The Business Office fulfilled its fiduciary responsibility by expeditiously handling total receipts of $54,409,783 through its accounting, budgeting, purchasing and financial reporting functions.  Of this total, the Business Office directed $42,112,803 to the Banking Fund and $12,208,780 to the General Fund.  Payroll functions were transferred out of the Business Office to the DAS SmART unit in Spring 2019 allowing Business Office personnel to focus on other core functions, like the implementation of the Department’s eLicense System, which was successfully implemented in Fiscal Year 2020.  The Director of the Business Office serves as one of the Department’s LEAN Coordinators and helps guide agency staff through the LEAN process.

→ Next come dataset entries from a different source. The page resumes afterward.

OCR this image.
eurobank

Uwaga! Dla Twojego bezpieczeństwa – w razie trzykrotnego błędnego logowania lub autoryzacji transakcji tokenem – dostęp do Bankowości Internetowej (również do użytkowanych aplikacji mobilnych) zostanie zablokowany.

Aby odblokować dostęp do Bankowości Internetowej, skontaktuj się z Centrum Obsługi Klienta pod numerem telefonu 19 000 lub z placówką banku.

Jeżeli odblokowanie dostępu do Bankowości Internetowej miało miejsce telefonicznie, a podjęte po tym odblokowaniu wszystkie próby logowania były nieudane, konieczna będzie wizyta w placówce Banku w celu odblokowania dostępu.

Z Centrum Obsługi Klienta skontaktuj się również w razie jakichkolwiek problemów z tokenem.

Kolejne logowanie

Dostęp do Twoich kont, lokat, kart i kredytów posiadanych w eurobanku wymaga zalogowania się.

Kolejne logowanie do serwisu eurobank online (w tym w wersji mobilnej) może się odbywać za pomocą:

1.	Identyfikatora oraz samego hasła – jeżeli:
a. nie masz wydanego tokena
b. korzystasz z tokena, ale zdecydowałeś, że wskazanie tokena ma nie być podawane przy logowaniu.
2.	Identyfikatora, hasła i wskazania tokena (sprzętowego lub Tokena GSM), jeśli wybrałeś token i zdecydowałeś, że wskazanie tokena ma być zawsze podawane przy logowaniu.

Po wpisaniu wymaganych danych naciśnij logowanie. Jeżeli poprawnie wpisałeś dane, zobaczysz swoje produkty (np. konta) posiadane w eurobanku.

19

Currently, the Department is focusing on Document Management as its next LEAN project.

The Management and Information Systems (MIS) Division provides information technology (IT) and workflow enhancements across all divisions.  Over the last year the Department of Banking MIS department has continued to support 100% telework and address agency onsite requests as needed.  The MIS Division has also begun the transition to the new BITS organization, which provides centralized IT support under the Department of Administrative Services to all state agencies.  During this transition the DOB MIS is still providing full support the Department of Banking and will continue to do so.  The MIS team also implemented wireless network capability at the agency.  This wireless network provides secure network connectivity to state employees using their network credentials on their state-owned device.  There is also a Guest Wireless network now available to guests of the agency on a separate, internet-only network.    The MIS team also did a refresh of thirty-five laptops to bring older equipment up to date.  The MIS team deployed approximately seventy 27” monitors to DOB staff for use when employees come into the office.   The MIS Team successfully closed 1,374 requests from DOB staff.